Dear Ralf,

On 03-08-18 05:15, Ralf Treinen wrote:
> Now, some of these backends are not available on all architectures [3]. I
> was told to use the "flaky" restriction in this case but this is not
> the right solution since if the backend package is available and the
> test fails when it is executed then I still want the red lights to go on.
> 
> An alternative solution in my use case would be to use the "skippable"
> restriction, apt-get install the backend in the test and exit 77 when
> this fails, but this would mean using root access without a good reason.

Ok, so you actually don't want flaky, but you want to make your test
depends arch aware, (Depends: x y [amd64]), in your test check if your
dependency is installed and if not, exit 0 (or 77 with skippable).
Please, don't use apt-get if you don't want to be testing apt.

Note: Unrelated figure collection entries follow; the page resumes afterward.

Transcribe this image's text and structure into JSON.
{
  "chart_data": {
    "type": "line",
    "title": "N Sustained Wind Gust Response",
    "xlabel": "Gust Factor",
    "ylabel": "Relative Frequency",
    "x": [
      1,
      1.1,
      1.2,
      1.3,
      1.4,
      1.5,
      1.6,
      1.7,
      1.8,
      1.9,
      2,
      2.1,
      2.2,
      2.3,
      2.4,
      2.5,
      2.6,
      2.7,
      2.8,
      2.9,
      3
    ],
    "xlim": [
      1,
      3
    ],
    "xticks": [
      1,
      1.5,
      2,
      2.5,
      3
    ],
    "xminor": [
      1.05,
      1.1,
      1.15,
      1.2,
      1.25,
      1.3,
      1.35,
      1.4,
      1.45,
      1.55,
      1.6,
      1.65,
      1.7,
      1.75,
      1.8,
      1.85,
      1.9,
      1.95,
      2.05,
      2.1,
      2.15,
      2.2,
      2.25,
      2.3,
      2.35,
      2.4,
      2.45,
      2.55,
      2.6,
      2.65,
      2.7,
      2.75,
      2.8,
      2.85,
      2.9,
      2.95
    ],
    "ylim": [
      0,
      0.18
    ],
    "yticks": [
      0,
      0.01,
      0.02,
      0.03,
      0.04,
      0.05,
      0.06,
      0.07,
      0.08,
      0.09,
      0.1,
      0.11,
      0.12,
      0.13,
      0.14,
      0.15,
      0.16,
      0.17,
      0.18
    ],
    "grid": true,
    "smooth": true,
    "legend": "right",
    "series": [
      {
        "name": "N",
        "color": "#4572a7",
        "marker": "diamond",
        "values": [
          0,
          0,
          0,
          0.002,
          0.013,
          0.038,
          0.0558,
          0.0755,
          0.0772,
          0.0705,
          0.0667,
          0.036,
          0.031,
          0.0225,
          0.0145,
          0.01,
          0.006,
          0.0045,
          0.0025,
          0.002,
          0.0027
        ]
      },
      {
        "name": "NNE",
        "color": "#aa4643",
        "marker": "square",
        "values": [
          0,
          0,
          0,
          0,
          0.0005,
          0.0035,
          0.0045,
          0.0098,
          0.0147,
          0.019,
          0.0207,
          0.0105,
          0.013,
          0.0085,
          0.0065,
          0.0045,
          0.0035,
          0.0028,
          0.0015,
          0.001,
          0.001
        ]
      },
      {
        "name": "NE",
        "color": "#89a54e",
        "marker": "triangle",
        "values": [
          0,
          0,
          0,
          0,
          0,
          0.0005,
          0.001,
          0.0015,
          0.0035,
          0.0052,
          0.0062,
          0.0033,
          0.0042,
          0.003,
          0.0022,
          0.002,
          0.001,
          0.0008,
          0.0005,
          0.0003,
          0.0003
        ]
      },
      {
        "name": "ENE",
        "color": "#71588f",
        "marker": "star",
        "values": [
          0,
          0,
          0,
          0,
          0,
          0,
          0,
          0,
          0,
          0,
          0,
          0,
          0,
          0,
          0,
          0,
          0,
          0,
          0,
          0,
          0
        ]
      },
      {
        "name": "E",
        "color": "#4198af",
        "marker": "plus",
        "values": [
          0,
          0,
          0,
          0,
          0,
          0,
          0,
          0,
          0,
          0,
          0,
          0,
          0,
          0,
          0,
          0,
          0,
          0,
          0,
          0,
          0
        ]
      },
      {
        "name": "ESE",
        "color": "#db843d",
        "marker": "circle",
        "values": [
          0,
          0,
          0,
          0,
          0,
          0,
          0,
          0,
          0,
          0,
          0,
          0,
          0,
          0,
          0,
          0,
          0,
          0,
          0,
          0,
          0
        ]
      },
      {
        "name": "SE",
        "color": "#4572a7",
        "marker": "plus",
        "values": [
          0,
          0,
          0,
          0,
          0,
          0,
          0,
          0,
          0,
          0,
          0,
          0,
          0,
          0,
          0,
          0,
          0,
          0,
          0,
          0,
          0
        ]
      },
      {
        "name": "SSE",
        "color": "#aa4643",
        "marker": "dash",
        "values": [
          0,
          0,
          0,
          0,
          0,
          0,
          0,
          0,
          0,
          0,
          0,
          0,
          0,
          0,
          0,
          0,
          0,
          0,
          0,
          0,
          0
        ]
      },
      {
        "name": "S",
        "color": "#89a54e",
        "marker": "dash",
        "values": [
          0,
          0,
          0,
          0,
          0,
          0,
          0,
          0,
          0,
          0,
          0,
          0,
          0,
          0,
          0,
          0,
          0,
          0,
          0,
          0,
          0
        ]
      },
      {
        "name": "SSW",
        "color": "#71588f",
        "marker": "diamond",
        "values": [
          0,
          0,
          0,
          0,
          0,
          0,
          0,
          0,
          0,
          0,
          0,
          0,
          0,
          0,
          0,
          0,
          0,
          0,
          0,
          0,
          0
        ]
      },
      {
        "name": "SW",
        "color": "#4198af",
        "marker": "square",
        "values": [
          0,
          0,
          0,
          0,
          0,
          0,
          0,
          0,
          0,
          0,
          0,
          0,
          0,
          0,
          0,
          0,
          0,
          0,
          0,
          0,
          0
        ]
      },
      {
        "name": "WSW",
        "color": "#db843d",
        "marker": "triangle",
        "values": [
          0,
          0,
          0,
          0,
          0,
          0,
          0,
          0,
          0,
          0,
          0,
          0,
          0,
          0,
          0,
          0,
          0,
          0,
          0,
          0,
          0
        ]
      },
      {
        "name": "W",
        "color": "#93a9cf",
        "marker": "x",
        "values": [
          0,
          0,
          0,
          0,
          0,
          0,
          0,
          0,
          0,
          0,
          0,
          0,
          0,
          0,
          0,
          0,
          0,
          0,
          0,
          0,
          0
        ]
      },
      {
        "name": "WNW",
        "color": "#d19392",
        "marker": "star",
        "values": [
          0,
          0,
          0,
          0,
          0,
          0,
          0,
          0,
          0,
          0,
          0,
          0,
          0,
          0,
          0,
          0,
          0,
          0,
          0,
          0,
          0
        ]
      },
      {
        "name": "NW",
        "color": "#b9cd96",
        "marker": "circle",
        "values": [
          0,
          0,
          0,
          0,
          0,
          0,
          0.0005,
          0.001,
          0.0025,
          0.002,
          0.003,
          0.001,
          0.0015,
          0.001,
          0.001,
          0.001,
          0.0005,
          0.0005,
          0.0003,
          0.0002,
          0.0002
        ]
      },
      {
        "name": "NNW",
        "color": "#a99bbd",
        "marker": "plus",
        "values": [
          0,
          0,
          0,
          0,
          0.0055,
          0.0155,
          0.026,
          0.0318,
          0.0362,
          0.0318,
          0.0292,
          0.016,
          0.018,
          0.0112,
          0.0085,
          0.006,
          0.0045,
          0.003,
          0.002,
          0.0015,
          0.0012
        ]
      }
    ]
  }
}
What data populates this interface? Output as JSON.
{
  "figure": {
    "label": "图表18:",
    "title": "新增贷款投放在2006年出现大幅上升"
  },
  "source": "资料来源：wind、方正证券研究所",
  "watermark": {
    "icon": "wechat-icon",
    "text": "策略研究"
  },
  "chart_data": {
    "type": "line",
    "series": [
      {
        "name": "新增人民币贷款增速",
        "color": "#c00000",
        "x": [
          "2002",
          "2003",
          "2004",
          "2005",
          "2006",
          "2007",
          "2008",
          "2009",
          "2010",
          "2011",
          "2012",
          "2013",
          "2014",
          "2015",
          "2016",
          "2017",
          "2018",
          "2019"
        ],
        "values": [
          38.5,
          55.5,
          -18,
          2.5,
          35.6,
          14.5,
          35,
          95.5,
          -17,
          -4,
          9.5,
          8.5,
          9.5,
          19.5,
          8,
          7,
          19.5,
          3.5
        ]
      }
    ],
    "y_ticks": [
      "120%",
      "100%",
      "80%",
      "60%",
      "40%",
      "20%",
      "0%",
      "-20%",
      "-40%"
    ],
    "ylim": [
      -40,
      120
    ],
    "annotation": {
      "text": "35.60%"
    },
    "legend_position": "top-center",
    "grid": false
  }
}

(I remember you wanted to have a test for a package that is only
available in unstable, I still think that can only covered by something
like flaky, see below).

> In fact, I think skipping a test in case the test dependencies cannot be
> satisfied should even be the default behaviour since checking package
> dependencies is not the job of autopkgtest (we have testing migration
> and qa.debian.net/dose for that) but I could live with it if you do
> not agree with that ;-)

Autopkgtest doesn't distinguishes between test dependencies and real
dependencies. Often dependency failure is a real bug and as such should
be triggered like that. Also, sometimes the test dependency has a typo,
if we would skip that by default, it would take maybe forever before
somebody notices. So I want failure to install a package be a FAIL.